This is The Morning Shift, our one-stop daily roundup of all the auto news that's actually important — all in one place at 9:30 AM. Or, you could spend all day waiting for other sites to parse it out to you one story at a time. Isn't your time more important?
1st Gear: Don't Worry, He's Still Worth Billions
How much did Tesla pay Elon Musk for all his work as CEO last year in salary? Well, looking hard in sunglasses and brow-beating the New York Times into submission is worth $69,989 American, compared to about $23.2 million for Alan Mulally.
Granted, since he owns a quarter of the company and was given $78.2 million in 2012, it's not that big of a hit. If anything, this just goes to show how strange executive pay is since the stock price rise netted him many times that.
Musk's large option award in 2012 was intended as compensation over a 10-year term, based on achieving specific goals, the company said in the filing. Those include the market capitalization reaching $43.2 billion within a decade; it's $25.8 billion now and was $3.9 billion at the end of 2012.
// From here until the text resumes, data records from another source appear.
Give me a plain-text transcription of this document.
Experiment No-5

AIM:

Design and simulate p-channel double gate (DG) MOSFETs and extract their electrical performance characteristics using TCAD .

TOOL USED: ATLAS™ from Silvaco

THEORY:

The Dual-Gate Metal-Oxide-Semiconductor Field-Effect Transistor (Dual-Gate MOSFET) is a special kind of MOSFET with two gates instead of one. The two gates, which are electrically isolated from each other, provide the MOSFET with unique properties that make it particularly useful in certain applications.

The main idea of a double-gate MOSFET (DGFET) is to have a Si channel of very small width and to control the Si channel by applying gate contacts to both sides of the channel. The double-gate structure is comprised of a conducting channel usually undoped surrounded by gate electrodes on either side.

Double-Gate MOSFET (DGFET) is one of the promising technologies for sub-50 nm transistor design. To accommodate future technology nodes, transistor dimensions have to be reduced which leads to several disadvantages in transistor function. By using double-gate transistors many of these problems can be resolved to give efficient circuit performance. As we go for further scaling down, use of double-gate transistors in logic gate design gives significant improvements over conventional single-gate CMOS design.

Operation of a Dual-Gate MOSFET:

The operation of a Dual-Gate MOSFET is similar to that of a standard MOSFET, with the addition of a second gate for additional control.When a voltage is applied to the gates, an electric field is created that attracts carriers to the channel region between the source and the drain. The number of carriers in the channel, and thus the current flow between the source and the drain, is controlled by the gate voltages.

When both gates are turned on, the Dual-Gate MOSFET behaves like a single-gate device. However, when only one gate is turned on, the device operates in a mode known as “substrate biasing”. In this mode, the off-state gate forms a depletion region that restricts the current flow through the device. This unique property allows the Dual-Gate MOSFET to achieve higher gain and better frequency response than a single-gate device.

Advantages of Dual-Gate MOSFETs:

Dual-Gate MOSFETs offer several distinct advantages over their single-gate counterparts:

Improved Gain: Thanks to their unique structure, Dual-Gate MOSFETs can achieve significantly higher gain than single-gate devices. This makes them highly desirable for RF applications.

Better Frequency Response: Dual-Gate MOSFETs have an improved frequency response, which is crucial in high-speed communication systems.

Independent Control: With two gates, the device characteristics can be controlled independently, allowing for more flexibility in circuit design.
To get the full value, Tesla also must expand its lineup with the Model X sport-utility vehicle, a lower-priced sedan, and raise its electric vehicle production to 300,000 units annually with Musk still at the company.
2nd Gear: Speaking Of Mulally, Ford's Profits Drop
Sorry Skrillex, FoMoCo had the bad kind of drop when first-quarter profits were off nearly 39% because building cars in North America is expensive, with total profits of just $989 million on revenue of $35.9 billion.
Who can we blame?
Retooling and other costs associated with rolling out cars and other investments and, of course, warranty-related expenses as Karl Henkel reports:
Ford incurred $500 million in charges that included warranty reserve increases related to recalls of prior model year vehicles and weather-related costs. About $400 million of that was due to field service actions, which includes costs associated with recalls, customer satisfaction updates and other safety claims. The costs are not from current vehicles, but those sold in 2008 to 2013, Ford chief operating officer Bob Shanks said.
In positive news: Europe didn't even lose $200 million!
3rd Gear: VW's Record Profits Don't Mean What You Think They Mean
Having record profits sounds like a good thing, but at Volkswagen it may be a little misleading given how they got there. Volumes are way up, and sales keep rising, but but their huge investment and expansion has been matched by a weak profit increase of just 3.5%.
Here's how Reuters breaks down why they're not making as much as they'd like out of their core brands, which includes labor costs, expansion costs, currency mark downs, and heavy incentives.
Or put another way: Imagine you own a pizza shop, you sell 1,000 pies a week and you make $2 of profit for each pie. In a bid to expand you start hiring more chefs, drivers, and invest in a cheaper sauce recipe. You make 2,500 pies a week now, but you only make $1 per pie because of increase costs and the need to offer more coupons to get the pizzas into people's hungry mouths. Sure, that's $500 more profit, but you're making diminishing returns.
That's basically VW right now.
The good thing is, to torture this metaphor, you also own a fancy sausage (Porsche) and luxury burrito (Audi) shop, and both of those are highly profitable.
4th Gear: Kia Wins Despite Won
The South Korean won is still high, which isn't great if you're trying to export cars, but that didn't hurt Kia too much as it saw a 12% rise in profits in the first quarter.
The company's profit last year was hit by one-off provisions to cover recalls of 630,000 midsize sedans and sport-utility vehicles in North America because of defective brake systems. Kia had set aside 48 billion won in the first quarter of 2013.
Meanwhile, operating profit rose 4.5% to 736 billion won, while revenue increased 7.6% to 11.93 trillion won.
"Despite the unfavorable business conditions, notably the won's strength, increased sales prices of some key models also contributed to the growth in operating profit," the company said.
As the market expands and matures the era of crazy quarterly profits for a wide swath of automakers is probably over, at least for this year.
5th Gear: SEC Is Jumping On The GM Dogpile
Because GM didn't have enough to worry about lately, the SEC is now looking to see how the company reacted to the ignition recall.
GM's document said the SEC is investigating its handling of the ignition switch defect, which engineers first discovered more than a decade ago but failed to fix despite a change to the component approved in 2005.
I don't get what the recall has to do with college sports, but there you go.
Reverse: Another Sad Loss
On this day in 2001, 44-year-old Italian race car driver Michele Alboreto is killed on a track in Germany during a test drive. Alboreto collected five Grand Prix wins on the Formula One (F1) circuit, where he competed during the 1980s and early 1990s, and also claimed victory at the 24 Hours of Le Mans endurance race in 1997.
[HISTORY]
Neutral: What's Elon Musk Worth As CEO?
He's taken a company almost no one thought would survive and lead it to a market cap larger than some country's GDP. What's that worth?